As part of TODAY’s latest installment of the body image series, “Love Your Selfie, Reclaiming Beauty,” Savannah Guthrie, Matt Lauer, Al Roker, Carson Daly, Natalie Morales, Willie Geist, Tamron Hall, Kathie Lee Gifford and Hoda Kotb shared their thoughts on their relationship with mirrors on Monday’s show.
Guthrie, pregnant with her first child, notices her changing body when she looks first takes a look.
“I look different than I did before,” she said. “But I'm happy about that.”
Lauer says he sees “an older version of me. Maybe even a younger version of my dad.”
Hall also sees her family. “I see my mom, my dad, mostly of course, I see me,” she said.
Roker seems to view himself just as he is: “I see me, a guy, you know, approaching 60, bald, African-American.”
Morales, who recently ran the Boston Marathon, sees a 41-year-old who works hard to stay fit. And, she added, “a few more wrinkles than I saw in the past.”
Daly acknowledged that he doesn’t like to see himself in the mirror, saying it makes him feel uncomfortable.
“Because it doesn't match up with how I feel,” he said.
The anchors also revealed the part of their body that first catches their eye.
“Right now, my boobs,” Guthrie said with a laugh, noting that they’re growing along with her pregnancy. “They're huge and they're outta control.”
Lauer checks to see if he looks fatigued.
“I look to see if there are bags under my eyes or wrinkles, or if I look pale and drawn,” he said. “Because, obviously, sleep is a big issue in my life. And so I always look to see if I look tired.
Morales had the same concern. “Just looking for the bags under the eyes,” she said. “How much sleeplessness they show.”
The TODAY anchors also shared the features of their bodies they are not particularly fond of.
For Guthrie, it’s her arms, which she called “flabtastic.” Roker doesn’t care for his “turkey waddle.” Morales says that on some days, she find her ears too pointed, “too elfie.”
Lauer remembers the days when he was younger, and, “a little more filled out.”
“The older I get … I seem to be wasting away a little bit,” he said.

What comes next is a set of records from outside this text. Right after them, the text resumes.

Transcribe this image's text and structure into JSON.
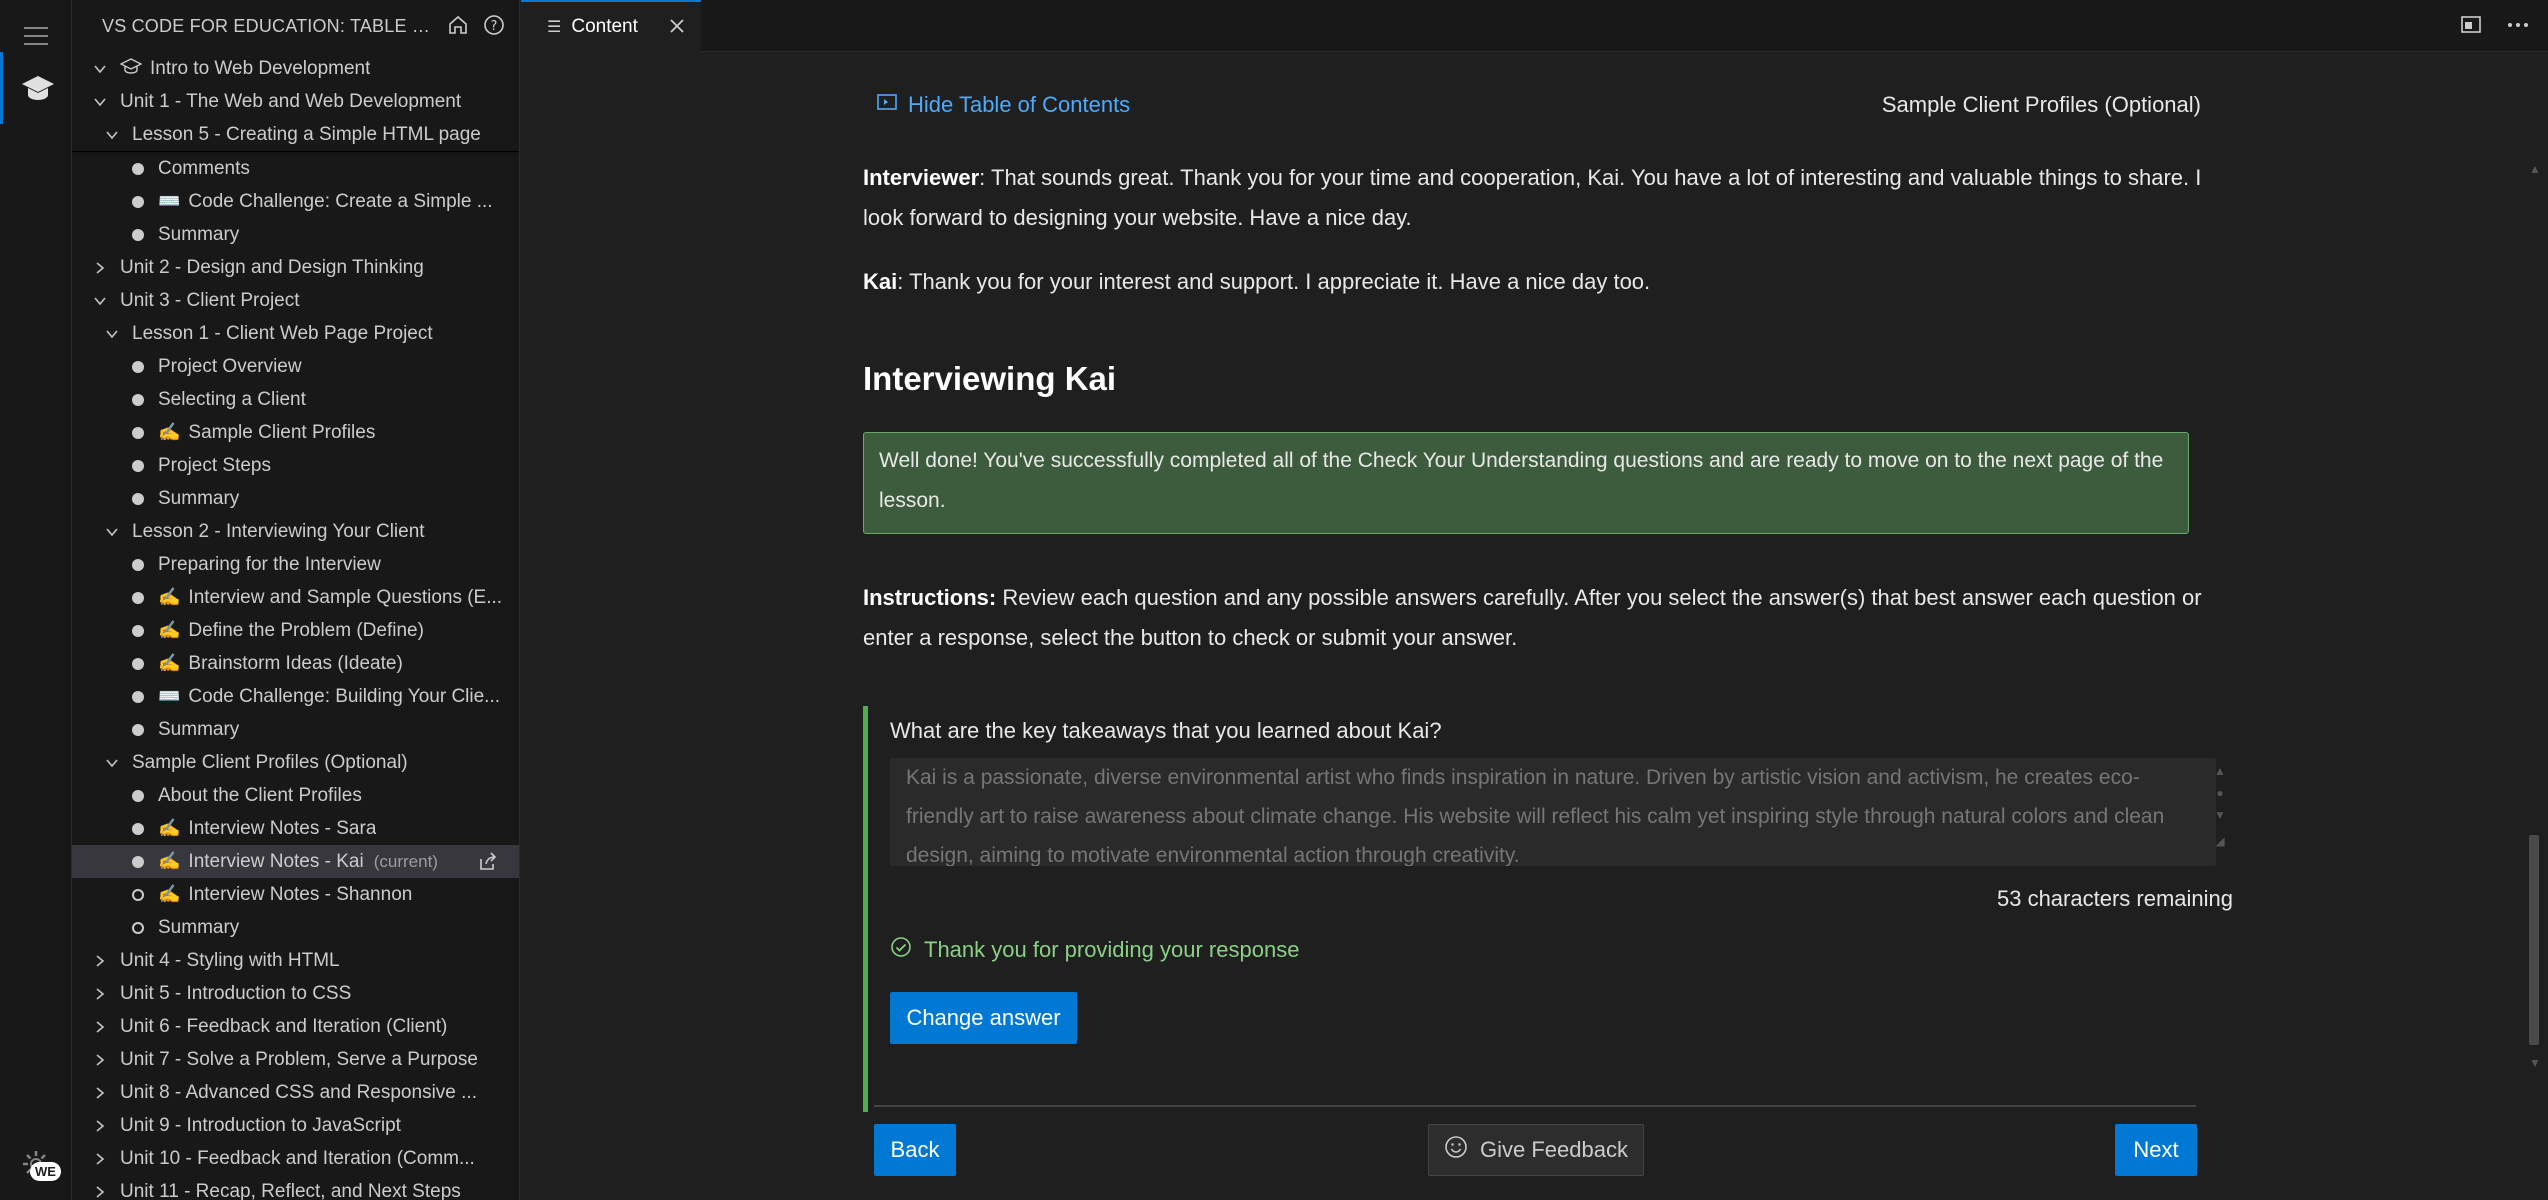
{
  "window": {
    "sidebar_title": "VS CODE FOR EDUCATION: TABLE OF CON...",
    "tab_label": "Content"
  },
  "tree": [
    {
      "label": "Intro to Web Development",
      "level": 0,
      "type": "root",
      "icon": "graduation-cap-icon"
    },
    {
      "label": "Unit 1 - The Web and Web Development",
      "level": 1,
      "type": "expanded"
    },
    {
      "label": "Lesson 5 - Creating a Simple HTML page",
      "level": 2,
      "type": "expanded"
    },
    {
      "label": "Comments",
      "level": 3,
      "type": "item"
    },
    {
      "label": "Code Challenge: Create a Simple ...",
      "level": 3,
      "type": "item",
      "icon": "⌨️"
    },
    {
      "label": "Summary",
      "level": 3,
      "type": "item"
    },
    {
      "label": "Unit 2 - Design and Design Thinking",
      "level": 1,
      "type": "collapsed"
    },
    {
      "label": "Unit 3 - Client Project",
      "level": 1,
      "type": "expanded"
    },
    {
      "label": "Lesson 1 - Client Web Page Project",
      "level": 2,
      "type": "expanded"
    },
    {
      "label": "Project Overview",
      "level": 3,
      "type": "item"
    },
    {
      "label": "Selecting a Client",
      "level": 3,
      "type": "item"
    },
    {
      "label": "Sample Client Profiles",
      "level": 3,
      "type": "item",
      "icon": "✍️"
    },
    {
      "label": "Project Steps",
      "level": 3,
      "type": "item"
    },
    {
      "label": "Summary",
      "level": 3,
      "type": "item"
    },
    {
      "label": "Lesson 2 - Interviewing Your Client",
      "level": 2,
      "type": "expanded"
    },
    {
      "label": "Preparing for the Interview",
      "level": 3,
      "type": "item"
    },
    {
      "label": "Interview and Sample Questions (E...",
      "level": 3,
      "type": "item",
      "icon": "✍️"
    },
    {
      "label": "Define the Problem (Define)",
      "level": 3,
      "type": "item",
      "icon": "✍️"
    },
    {
      "label": "Brainstorm Ideas (Ideate)",
      "level": 3,
      "type": "item",
      "icon": "✍️"
    },
    {
      "label": "Code Challenge: Building Your Clie...",
      "level": 3,
      "type": "item",
      "icon": "⌨️"
    },
    {
      "label": "Summary",
      "level": 3,
      "type": "item"
    },
    {
      "label": "Sample Client Profiles (Optional)",
      "level": 2,
      "type": "expanded"
    },
    {
      "label": "About the Client Profiles",
      "level": 3,
      "type": "item"
    },
    {
      "label": "Interview Notes - Sara",
      "level": 3,
      "type": "item",
      "icon": "✍️"
    },
    {
      "label": "Interview Notes - Kai",
      "level": 3,
      "type": "item",
      "icon": "✍️",
      "selected": true,
      "suffix": "(current)"
    },
    {
      "label": "Interview Notes - Shannon",
      "level": 3,
      "type": "item-hollow",
      "icon": "✍️"
    },
    {
      "label": "Summary",
      "level": 3,
      "type": "item-hollow"
    },
    {
      "label": "Unit 4 - Styling with HTML",
      "level": 1,
      "type": "collapsed"
    },
    {
      "label": "Unit 5 - Introduction to CSS",
      "level": 1,
      "type": "collapsed"
    },
    {
      "label": "Unit 6 - Feedback and Iteration (Client)",
      "level": 1,
      "type": "collapsed"
    },
    {
      "label": "Unit 7 - Solve a Problem, Serve a Purpose",
      "level": 1,
      "type": "collapsed"
    },
    {
      "label": "Unit 8 - Advanced CSS and Responsive ...",
      "level": 1,
      "type": "collapsed"
    },
    {
      "label": "Unit 9 - Introduction to JavaScript",
      "level": 1,
      "type": "collapsed"
    },
    {
      "label": "Unit 10 - Feedback and Iteration (Comm...",
      "level": 1,
      "type": "collapsed"
    },
    {
      "label": "Unit 11 - Recap, Reflect, and Next Steps",
      "level": 1,
      "type": "collapsed"
    }
  ],
  "content": {
    "toc_link": "Hide Table of Contents",
    "page_name": "Sample Client Profiles (Optional)",
    "p1_speaker": "Interviewer",
    "p1_text": ": That sounds great. Thank you for your time and cooperation, Kai. You have a lot of interesting and valuable things to share. I look forward to designing your website. Have a nice day.",
    "p2_speaker": "Kai",
    "p2_text": ": Thank you for your interest and support. I appreciate it. Have a nice day too.",
    "heading": "Interviewing Kai",
    "success_msg": "Well done! You've successfully completed all of the Check Your Understanding questions and are ready to move on to the next page of the lesson.",
    "instr_label": "Instructions:",
    "instr_text": " Review each question and any possible answers carefully. After you select the answer(s) that best answer each question or enter a response, select the button to check or submit your answer.",
    "question": "What are the key takeaways that you learned about Kai?",
    "answer": "Kai is a passionate, diverse environmental artist who finds inspiration in nature. Driven by artistic vision and activism, he creates eco-friendly art to raise awareness about climate change. His website will reflect his calm yet inspiring style through natural colors and clean design, aiming to motivate environmental action through creativity.",
    "remaining": "53 characters remaining",
    "thanks": "Thank you for providing your response",
    "change_btn": "Change answer",
    "back_btn": "Back",
    "feedback_btn": "Give Feedback",
    "next_btn": "Next"
  }
}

Geist is not enamored with his right cheek. “It’s kind of a chipmunk cheek,” he said. “It sticks out. There’s no getting around it.”

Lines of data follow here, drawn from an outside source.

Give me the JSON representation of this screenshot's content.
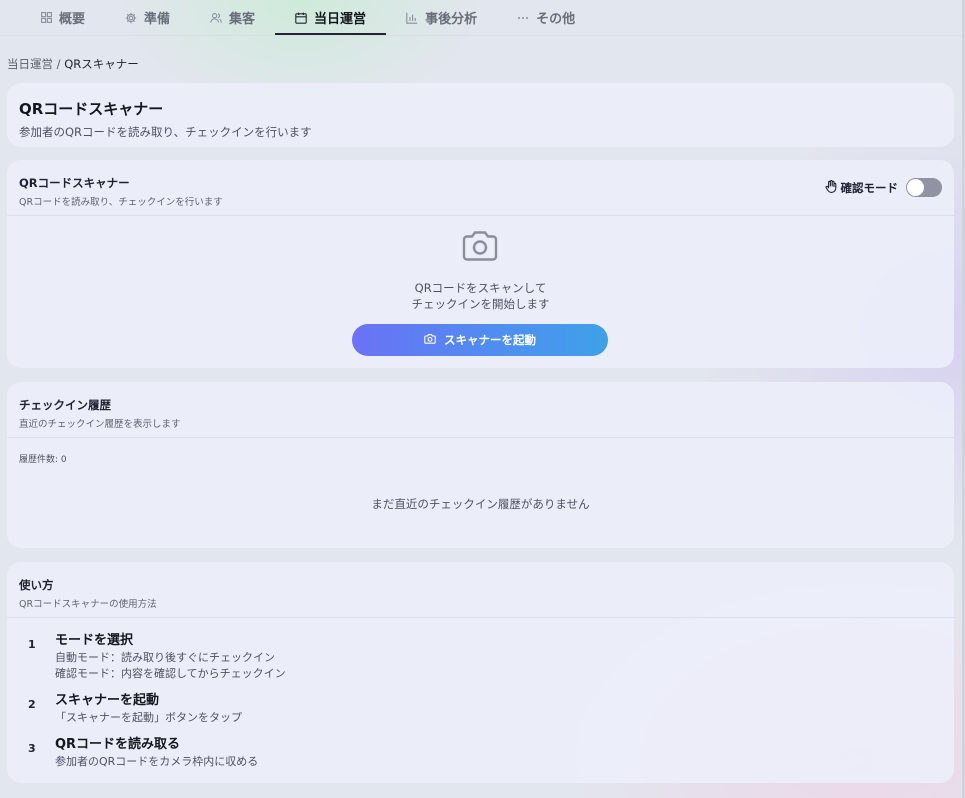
{
  "tabs": [
    {
      "label": "概要",
      "icon": "grid-icon"
    },
    {
      "label": "準備",
      "icon": "gear-icon"
    },
    {
      "label": "集客",
      "icon": "users-icon"
    },
    {
      "label": "当日運営",
      "icon": "calendar-icon"
    },
    {
      "label": "事後分析",
      "icon": "bar-chart-icon"
    },
    {
      "label": "その他",
      "icon": "more-icon"
    }
  ],
  "active_tab": "当日運営",
  "breadcrumb": {
    "parent": "当日運営",
    "separator": " / ",
    "current": "QRスキャナー"
  },
  "page": {
    "title": "QRコードスキャナー",
    "subtitle": "参加者のQRコードを読み取り、チェックインを行います"
  },
  "scanner": {
    "title": "QRコードスキャナー",
    "subtitle": "QRコードを読み取り、チェックインを行います",
    "confirm_mode_label": "確認モード",
    "confirm_mode_on": false,
    "prompt_line1": "QRコードをスキャンして",
    "prompt_line2": "チェックインを開始します",
    "start_button": "スキャナーを起動"
  },
  "history": {
    "title": "チェックイン履歴",
    "subtitle": "直近のチェックイン履歴を表示します",
    "count_label": "履歴件数: 0",
    "empty_message": "まだ直近のチェックイン履歴がありません"
  },
  "howto": {
    "title": "使い方",
    "subtitle": "QRコードスキャナーの使用方法",
    "steps": [
      {
        "num": "1",
        "title": "モードを選択",
        "line1": "自動モード：読み取り後すぐにチェックイン",
        "line2": "確認モード：内容を確認してからチェックイン"
      },
      {
        "num": "2",
        "title": "スキャナーを起動",
        "line1": "「スキャナーを起動」ボタンをタップ"
      },
      {
        "num": "3",
        "title": "QRコードを読み取る",
        "line1": "参加者のQRコードをカメラ枠内に収める"
      }
    ]
  },
  "colors": {
    "button_gradient_start": "#6a72f5",
    "button_gradient_end": "#3ea1e8",
    "toggle_off": "#8f93a2"
  }
}
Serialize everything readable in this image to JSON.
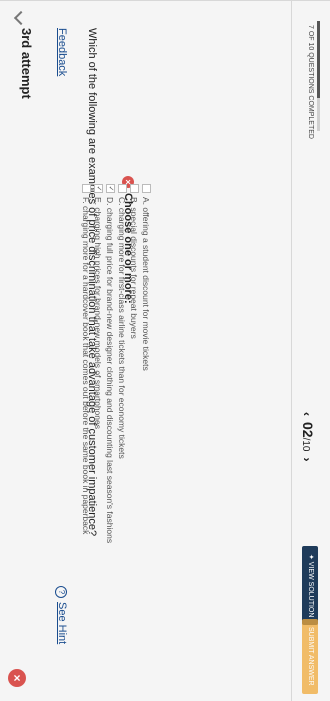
{
  "header": {
    "title": "3rd attempt",
    "close_icon": "×"
  },
  "feedback": {
    "label": "Feedback"
  },
  "hint": {
    "icon": "?",
    "label": "See Hint"
  },
  "question": {
    "text": "Which of the following are examples of price discrimination that take advantage of customer impatience?"
  },
  "choose": {
    "icon": "×",
    "label": "Choose one or more:"
  },
  "options": [
    {
      "mark": "",
      "text": "A. offering a student discount for movie tickets"
    },
    {
      "mark": "",
      "text": "B. special discounts for repeat buyers"
    },
    {
      "mark": "",
      "text": "C. charging more for first-class airline tickets than for economy tickets"
    },
    {
      "mark": "✓",
      "text": "D. charging full price for brand-new designer clothing and discounting last season's fashions"
    },
    {
      "mark": "✓",
      "text": "E. charging high prices for brand-new models of smartphones"
    },
    {
      "mark": "",
      "text": "F. charging more for a hardcover book that comes out before the same book in paperback"
    }
  ],
  "footer": {
    "progress_label": "7 OF 10 QUESTIONS COMPLETED",
    "progress_fraction": 0.7,
    "prev_arrow": "‹",
    "page_current": "02",
    "page_total": "/10",
    "next_arrow": "›",
    "view_solution": "✦ VIEW SOLUTION",
    "submit": "SUBMIT ANSWER"
  }
}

Hall, noting she has a straight “boy body,” says she’s not fond of her narrow hips and short waist. “But, it’s not a pity party,” she added.
On the plus side, Guthrie was able to find one feature she is happy with.

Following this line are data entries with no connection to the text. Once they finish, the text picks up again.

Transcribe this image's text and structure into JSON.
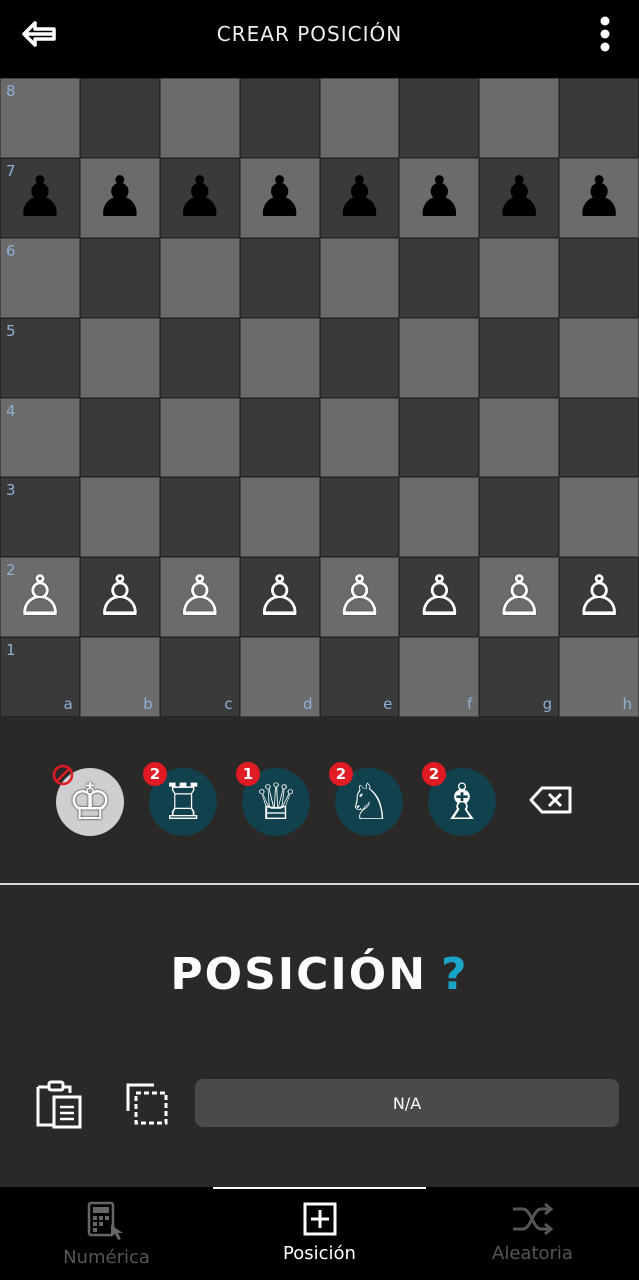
{
  "header": {
    "title": "CREAR POSICIÓN",
    "back_icon": "arrow-left-icon",
    "menu_icon": "more-vertical-icon"
  },
  "board": {
    "ranks": [
      "8",
      "7",
      "6",
      "5",
      "4",
      "3",
      "2",
      "1"
    ],
    "files": [
      "a",
      "b",
      "c",
      "d",
      "e",
      "f",
      "g",
      "h"
    ],
    "pieces": {
      "7": [
        "black-pawn",
        "black-pawn",
        "black-pawn",
        "black-pawn",
        "black-pawn",
        "black-pawn",
        "black-pawn",
        "black-pawn"
      ],
      "2": [
        "white-pawn",
        "white-pawn",
        "white-pawn",
        "white-pawn",
        "white-pawn",
        "white-pawn",
        "white-pawn",
        "white-pawn"
      ]
    },
    "colors": {
      "light": "#6b6b6b",
      "dark": "#3a3a3a",
      "label": "#8fb0d4"
    }
  },
  "palette": {
    "pieces": [
      {
        "piece": "king",
        "icon": "white-king-icon",
        "badge": "",
        "forbidden": true
      },
      {
        "piece": "rook",
        "icon": "white-rook-icon",
        "badge": "2",
        "forbidden": false
      },
      {
        "piece": "queen",
        "icon": "white-queen-icon",
        "badge": "1",
        "forbidden": false
      },
      {
        "piece": "knight",
        "icon": "white-knight-icon",
        "badge": "2",
        "forbidden": false
      },
      {
        "piece": "bishop",
        "icon": "white-bishop-icon",
        "badge": "2",
        "forbidden": false
      }
    ],
    "erase_icon": "backspace-icon"
  },
  "position": {
    "title": "POSICIÓN",
    "status": "?",
    "fen_value": "N/A",
    "accent": "#1aa4c8"
  },
  "nav": {
    "items": [
      {
        "label": "Numérica",
        "icon": "calculator-icon",
        "active": false
      },
      {
        "label": "Posición",
        "icon": "plus-square-icon",
        "active": true
      },
      {
        "label": "Aleatoria",
        "icon": "shuffle-icon",
        "active": false
      }
    ]
  }
}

“I love my baby bump,” she said. “I love the fact that I'm 42 years old and lucky enough to get this chance. And the human body is remarkable and divinely inspired, I think, you know, to be able to create life. So right now, I'm just loving that my body's able to do this and produce life.”
Morales likes her eyes. “My eyes say a lot about who I am,” she said.
Hall likes what’s up top, although sometimes her locks can pose a problem.
“I love my hair, and sometimes, I’m not fond of my hair,” she said.
But Hall, who cut her hair short at age 18, recalled hearing from viewers who didn’t think she was beautiful with a short style and sent her mean and angry letters.
“My most insecure moment in six years of national TV,” she said, was “reading notes from people who thought things about me because of my hair.”
Geist also likes his easy ‘do. “I love my hair because I don’t have to do anything to it,” he said. “It just doesn’t move.”
For all of the TV attention on them, the anchors say they try not to spend too much time staring at their reflections.
“It's not because I don’t like what I see,” Morales said. “I have come to know my face well. I know who I am, and at this point it’s about maintaining what I have.”
Guthrie says she doesn’t avoid mirrors but she doesn’t like to stare into them for long.
“If I do find myself staring in them, it's probably because I noticed that I had, you know, lettuce in my teeth.”
Roker feels there is a gender difference when it comes to spending time in front of the mirror.
“I think it's a lot different for men than it is for women,” he said. “I don’t think we see the mirror as our enemy. It is what it is, that's what's there.”
Lauer says that years ago, when his hair was longer and starting to thin, he spent more time looking at himself.
“But these days,” he says. “I don't spend that much time looking in a mirror because I kind of know what to expect.”